В 1975 году профессор истории Симеон Уэйд пригласил своего кумира Мишеля Фуко прочитать лекцию студентам калифорнийского колледжа, а после — провести выходные с ним, его друзьями и коллегами. Рассказы о каникулах философа (например, именно тогда он впервые попробовал ЛСД!) вошли в книгу, которая скоро выйдет на русском языке. В публикуемом отрывке Фуко, любуясь горными озёрами и лугами у поселка Маунт-Болди, размышляет о Ницше и волнениях 68-го года, барочности Хичкока и собственной необщительности, сходстве бедных бразильцев и древних греков, галлюцинациях и свете Истины.
Мы достигли крошечного горного озера. Тогда как несколько человек сняли свои туристские шорты и бросились в ледяную воду, другая группа присоединилась к Фуко, расположившемуся на утесе, нависавшем над водопадом. Он любовался стаей голубых соек, которые, обнаружив нас, наблюдали за нами с деревьев в надежде поживиться нашей едой.
Дэвид предупредил Мишеля:
— Не смотрите на них с таким восхищением. Они научились подражать голосам других птиц. С помощью своего оружия эти хищники способны портить жизнь другим пернатым. Они захватывают лес.

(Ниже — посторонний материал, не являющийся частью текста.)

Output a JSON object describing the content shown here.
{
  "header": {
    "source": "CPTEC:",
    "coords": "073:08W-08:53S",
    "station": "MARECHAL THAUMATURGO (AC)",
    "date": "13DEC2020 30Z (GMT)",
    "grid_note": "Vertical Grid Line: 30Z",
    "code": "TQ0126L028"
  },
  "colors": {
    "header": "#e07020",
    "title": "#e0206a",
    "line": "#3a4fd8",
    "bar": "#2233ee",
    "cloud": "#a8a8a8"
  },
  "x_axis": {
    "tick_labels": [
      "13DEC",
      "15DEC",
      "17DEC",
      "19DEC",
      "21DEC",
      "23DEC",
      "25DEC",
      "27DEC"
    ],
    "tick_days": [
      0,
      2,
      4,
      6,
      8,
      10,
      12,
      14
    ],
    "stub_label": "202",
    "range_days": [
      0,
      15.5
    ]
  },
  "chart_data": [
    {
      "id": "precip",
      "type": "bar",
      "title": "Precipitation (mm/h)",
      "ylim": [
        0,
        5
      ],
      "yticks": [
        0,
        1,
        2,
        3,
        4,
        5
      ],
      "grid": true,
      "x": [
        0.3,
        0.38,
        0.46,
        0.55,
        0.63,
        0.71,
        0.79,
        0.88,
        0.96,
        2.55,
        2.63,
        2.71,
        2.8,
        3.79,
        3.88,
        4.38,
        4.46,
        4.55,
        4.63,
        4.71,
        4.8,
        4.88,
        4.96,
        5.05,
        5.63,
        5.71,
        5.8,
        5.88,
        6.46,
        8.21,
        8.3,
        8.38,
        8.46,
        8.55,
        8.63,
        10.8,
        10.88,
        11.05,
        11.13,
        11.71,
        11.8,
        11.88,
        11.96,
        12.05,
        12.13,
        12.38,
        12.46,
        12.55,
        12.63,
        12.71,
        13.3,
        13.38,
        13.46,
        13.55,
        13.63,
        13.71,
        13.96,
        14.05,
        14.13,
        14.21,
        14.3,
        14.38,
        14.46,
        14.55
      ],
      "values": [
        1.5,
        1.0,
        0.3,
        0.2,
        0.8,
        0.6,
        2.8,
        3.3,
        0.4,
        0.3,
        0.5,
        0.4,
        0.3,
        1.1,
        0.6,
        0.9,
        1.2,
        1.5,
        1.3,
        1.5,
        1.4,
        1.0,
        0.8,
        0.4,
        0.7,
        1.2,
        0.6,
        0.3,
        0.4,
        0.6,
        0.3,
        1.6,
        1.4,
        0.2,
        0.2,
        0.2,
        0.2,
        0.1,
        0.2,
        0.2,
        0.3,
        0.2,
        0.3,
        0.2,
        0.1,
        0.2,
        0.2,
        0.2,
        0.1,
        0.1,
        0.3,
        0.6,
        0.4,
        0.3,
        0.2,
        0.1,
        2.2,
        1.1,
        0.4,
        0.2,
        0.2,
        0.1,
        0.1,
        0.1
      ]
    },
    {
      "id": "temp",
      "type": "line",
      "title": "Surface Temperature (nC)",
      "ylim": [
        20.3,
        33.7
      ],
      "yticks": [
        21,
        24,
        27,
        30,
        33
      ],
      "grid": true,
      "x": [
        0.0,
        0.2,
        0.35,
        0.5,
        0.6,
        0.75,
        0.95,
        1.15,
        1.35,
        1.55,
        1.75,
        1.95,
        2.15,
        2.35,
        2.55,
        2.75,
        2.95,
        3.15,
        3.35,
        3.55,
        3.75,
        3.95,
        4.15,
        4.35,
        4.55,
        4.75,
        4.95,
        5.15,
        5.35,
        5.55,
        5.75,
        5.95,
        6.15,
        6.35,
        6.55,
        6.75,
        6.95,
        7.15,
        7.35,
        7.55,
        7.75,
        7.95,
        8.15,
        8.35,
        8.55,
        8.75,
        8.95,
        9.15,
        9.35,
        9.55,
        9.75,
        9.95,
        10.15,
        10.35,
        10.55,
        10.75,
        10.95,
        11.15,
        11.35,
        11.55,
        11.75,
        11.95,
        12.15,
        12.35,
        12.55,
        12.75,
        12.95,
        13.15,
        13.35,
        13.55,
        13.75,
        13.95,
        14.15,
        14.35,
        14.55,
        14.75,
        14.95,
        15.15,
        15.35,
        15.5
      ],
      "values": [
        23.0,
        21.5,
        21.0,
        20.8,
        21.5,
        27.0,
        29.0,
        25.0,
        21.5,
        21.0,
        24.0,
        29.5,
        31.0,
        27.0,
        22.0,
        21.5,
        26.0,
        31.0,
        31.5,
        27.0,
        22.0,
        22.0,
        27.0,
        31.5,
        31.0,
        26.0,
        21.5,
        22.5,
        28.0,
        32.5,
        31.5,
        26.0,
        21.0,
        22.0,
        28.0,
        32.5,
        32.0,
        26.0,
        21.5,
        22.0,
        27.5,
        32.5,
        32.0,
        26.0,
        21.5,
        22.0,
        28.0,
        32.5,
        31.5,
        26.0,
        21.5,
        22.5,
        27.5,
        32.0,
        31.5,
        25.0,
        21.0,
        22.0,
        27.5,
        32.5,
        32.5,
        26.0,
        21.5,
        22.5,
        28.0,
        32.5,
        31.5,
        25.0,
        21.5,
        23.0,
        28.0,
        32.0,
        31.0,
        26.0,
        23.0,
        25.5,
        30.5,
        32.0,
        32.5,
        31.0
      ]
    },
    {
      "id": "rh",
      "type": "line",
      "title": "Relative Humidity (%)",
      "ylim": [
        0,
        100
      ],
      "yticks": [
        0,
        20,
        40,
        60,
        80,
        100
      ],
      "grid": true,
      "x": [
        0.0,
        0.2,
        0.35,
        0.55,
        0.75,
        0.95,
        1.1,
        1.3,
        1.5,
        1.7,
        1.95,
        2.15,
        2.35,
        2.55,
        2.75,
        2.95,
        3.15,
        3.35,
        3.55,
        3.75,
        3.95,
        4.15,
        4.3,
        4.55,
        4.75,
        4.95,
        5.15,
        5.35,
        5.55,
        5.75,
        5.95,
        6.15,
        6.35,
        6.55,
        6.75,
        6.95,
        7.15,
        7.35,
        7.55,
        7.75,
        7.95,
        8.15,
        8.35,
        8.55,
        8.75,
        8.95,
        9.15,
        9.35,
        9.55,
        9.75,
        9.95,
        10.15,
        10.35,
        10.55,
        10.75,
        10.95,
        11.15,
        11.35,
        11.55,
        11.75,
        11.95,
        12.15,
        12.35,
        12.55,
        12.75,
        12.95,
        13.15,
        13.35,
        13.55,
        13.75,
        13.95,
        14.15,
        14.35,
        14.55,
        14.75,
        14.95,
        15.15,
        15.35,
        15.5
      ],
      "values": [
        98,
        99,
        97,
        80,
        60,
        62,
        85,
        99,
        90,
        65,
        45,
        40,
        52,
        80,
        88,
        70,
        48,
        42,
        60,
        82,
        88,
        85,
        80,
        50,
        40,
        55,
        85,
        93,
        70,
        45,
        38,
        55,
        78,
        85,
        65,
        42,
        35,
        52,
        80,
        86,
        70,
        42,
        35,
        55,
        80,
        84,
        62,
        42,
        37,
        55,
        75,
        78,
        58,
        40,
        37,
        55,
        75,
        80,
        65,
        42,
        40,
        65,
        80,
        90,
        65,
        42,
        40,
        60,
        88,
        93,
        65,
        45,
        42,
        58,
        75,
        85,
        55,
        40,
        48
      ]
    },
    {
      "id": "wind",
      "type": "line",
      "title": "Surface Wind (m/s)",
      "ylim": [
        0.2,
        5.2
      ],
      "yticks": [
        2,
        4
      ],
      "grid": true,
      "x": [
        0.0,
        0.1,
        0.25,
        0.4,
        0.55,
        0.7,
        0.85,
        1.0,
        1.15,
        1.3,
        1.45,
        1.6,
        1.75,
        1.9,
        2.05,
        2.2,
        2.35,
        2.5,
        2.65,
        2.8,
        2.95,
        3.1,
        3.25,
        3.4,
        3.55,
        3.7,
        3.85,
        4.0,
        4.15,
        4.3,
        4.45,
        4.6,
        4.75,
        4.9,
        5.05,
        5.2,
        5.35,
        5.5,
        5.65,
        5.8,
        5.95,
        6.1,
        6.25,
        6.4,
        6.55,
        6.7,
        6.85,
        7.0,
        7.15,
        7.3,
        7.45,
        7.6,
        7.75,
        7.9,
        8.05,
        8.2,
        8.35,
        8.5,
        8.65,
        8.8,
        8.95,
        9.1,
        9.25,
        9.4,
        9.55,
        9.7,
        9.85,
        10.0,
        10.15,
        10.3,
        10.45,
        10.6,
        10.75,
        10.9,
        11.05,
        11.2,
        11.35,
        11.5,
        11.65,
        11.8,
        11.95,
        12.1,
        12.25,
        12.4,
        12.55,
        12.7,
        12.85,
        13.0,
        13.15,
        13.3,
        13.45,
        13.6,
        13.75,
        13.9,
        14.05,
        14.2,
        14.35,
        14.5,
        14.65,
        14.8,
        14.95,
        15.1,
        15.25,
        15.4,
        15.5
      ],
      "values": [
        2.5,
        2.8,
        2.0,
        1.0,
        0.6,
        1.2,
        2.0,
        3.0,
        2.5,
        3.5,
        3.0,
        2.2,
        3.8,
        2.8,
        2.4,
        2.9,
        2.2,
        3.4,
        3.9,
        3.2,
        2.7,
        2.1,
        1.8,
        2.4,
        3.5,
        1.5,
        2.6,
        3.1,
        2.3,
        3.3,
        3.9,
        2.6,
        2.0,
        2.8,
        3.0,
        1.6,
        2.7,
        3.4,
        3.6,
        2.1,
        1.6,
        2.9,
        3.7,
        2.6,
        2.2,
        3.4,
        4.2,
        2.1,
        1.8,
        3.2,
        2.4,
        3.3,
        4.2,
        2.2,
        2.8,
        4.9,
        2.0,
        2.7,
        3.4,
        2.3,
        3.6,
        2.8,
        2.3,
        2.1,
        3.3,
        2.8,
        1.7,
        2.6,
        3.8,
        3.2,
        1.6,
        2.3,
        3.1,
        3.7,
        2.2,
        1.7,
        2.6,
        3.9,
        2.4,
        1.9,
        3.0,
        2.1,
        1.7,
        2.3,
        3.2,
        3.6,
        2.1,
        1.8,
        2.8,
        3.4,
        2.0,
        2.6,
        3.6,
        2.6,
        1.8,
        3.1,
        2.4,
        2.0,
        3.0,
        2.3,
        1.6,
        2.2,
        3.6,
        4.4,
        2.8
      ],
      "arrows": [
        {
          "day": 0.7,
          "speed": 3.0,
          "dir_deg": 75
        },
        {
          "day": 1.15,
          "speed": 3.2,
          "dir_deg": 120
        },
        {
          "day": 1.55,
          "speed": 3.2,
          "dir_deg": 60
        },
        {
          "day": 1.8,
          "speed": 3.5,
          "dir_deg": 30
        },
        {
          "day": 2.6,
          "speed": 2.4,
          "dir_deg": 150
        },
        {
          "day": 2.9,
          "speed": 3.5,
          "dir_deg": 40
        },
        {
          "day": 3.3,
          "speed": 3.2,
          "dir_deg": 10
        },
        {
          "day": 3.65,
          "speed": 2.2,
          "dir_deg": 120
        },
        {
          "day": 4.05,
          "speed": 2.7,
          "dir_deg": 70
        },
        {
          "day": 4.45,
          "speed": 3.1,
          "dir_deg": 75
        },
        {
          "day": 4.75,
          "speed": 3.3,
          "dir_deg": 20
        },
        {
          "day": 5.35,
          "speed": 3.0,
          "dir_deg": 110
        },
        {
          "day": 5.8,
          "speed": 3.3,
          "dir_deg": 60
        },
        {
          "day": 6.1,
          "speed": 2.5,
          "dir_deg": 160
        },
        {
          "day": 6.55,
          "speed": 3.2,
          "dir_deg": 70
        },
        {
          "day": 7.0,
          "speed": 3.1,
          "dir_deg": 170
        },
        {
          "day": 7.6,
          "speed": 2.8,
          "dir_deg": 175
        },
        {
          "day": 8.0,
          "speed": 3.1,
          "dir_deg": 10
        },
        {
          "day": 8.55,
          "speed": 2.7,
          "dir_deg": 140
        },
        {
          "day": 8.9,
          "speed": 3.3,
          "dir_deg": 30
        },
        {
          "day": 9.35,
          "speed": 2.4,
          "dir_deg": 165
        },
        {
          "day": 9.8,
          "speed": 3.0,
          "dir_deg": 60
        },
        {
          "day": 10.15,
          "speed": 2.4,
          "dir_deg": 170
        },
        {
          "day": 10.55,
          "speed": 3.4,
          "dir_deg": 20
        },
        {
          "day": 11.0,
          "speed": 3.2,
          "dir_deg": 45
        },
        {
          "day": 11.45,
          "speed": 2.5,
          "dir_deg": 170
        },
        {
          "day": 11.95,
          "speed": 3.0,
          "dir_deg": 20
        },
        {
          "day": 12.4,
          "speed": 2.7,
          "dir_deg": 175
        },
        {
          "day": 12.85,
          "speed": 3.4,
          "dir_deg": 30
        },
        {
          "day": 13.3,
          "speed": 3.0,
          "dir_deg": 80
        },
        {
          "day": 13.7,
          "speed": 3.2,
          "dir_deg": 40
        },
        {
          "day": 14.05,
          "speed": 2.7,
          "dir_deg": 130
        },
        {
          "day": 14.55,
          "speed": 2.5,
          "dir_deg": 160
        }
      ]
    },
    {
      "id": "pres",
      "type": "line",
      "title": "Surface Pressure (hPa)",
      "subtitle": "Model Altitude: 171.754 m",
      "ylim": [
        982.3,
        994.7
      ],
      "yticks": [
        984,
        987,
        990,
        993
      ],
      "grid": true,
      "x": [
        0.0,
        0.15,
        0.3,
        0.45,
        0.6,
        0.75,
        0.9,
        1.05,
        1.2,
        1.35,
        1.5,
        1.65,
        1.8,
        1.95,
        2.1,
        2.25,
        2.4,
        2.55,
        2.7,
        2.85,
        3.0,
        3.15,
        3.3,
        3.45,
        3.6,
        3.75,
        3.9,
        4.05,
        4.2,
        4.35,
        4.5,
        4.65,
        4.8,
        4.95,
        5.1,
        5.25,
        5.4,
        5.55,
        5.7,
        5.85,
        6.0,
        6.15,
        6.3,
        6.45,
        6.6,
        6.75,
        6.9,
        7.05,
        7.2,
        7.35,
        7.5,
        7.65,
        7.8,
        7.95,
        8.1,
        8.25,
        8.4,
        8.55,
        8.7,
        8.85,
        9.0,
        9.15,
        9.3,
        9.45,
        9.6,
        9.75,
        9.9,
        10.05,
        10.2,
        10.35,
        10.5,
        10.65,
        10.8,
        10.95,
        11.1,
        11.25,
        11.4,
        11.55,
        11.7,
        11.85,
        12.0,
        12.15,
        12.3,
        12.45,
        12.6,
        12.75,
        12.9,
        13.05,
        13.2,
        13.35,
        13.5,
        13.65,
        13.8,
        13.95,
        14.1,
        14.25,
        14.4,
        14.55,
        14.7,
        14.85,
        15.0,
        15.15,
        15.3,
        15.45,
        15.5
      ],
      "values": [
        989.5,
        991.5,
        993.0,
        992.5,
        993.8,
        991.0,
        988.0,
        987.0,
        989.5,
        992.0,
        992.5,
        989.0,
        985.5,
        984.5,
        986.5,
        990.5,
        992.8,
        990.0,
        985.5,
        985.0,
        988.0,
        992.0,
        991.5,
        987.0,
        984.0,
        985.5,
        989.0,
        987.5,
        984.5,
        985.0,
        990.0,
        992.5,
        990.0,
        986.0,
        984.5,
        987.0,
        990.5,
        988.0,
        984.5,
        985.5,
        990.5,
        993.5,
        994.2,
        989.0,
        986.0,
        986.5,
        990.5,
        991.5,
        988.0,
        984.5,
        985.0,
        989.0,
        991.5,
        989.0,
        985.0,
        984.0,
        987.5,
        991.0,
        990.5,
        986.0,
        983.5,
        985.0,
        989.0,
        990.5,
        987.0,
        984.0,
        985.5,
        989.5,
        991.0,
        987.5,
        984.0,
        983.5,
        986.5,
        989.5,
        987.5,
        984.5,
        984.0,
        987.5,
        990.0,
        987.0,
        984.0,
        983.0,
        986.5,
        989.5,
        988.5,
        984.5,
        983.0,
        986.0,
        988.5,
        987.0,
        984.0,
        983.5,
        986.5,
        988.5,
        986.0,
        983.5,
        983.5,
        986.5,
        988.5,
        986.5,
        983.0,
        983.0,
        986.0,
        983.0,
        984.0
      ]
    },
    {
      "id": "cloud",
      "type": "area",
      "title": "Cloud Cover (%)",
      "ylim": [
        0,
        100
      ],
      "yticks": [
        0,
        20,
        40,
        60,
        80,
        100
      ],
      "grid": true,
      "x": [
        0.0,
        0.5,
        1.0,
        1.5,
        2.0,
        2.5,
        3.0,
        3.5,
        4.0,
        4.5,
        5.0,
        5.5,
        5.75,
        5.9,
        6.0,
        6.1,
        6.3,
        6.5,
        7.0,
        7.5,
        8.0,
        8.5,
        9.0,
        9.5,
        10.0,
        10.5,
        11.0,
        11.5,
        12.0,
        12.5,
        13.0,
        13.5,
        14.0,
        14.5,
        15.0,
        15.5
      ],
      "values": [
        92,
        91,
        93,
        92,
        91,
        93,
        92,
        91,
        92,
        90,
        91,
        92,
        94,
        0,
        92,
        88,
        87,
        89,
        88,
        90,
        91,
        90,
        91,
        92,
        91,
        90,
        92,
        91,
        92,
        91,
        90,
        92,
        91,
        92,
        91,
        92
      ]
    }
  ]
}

— Да, эти сойки напоминают мне некоторые группы людей, — сказал Крис.
Фуко слушал внимательно и подвинулся ближе к Дэвиду.
Спустя немного я снова затеял старый разговор, явно к огорчению Фуко.
— Вы встречались с Клоссовски? Меня очень заинтересовала его идея «креативного хаоса».
Эту тему он использует в заключении своей книги о Ницше.
— О, да. Я очень уважаю его. Какая замечательная семья: Рильке был его сводным братом, и Бальтюс, художник…
Фуко внезапно замолчал. Последние слова перед этим он произнес очень серьезным, почти благоговейным тоном, показывавшим, с каким почтением он относился к людям, о которых говорил.
Потом они с Дэвидом болтали о всякой ерунде еще пять минут, а затем Дэвид перевел разговор на более интимные темы, что при его обаянии не составило ему труда. Он посмотрел на Фуко своими глубоко посаженными глазами и спросил:
— Мишель, вы счастливы?
— Я доволен моей жизнью, но не слишком самим собой, — ответил тот.
— Другими словами, вы не испытываете особой гордости за себя, но вас устраивает, как протекает ваша жизнь и какие формы она принимает.
— Да.
— Но это кажется мне немного нелогичным. Если вам нравится, как вы живете, и вы чувствуете некую ответственность за это, тогда, по-моему, у вас не может быть претензий к самому себе.
— Ну, я не чувствую ответственности за то, что происходит со мной в моей жизни.
— А вам не кажется, что Ницше считал важным понять желание, спрятанное внутри у каждого из нас?
— Нет, я не думаю, что он говорил это. Ницше рассматривал силу личности как инструмент борьбы с установившимися моральными устоями, но его воззрения в любом случае не имели ничего общего с индивидуализмом, для которого личность наиболее важна в историческом контексте.
— Фактически, — продолжил Фуко только после мгновенной паузы, чтобы перевести дыхание, — Ницше говорил о том, что человек очень мало ответственен за свою природу, особенно с точки зрения того, что он считает собственной моралью. Она определяется его сущностью человека. А та не предопределена заранее, человек формируется под весом моральных традиций, а не сам по себе.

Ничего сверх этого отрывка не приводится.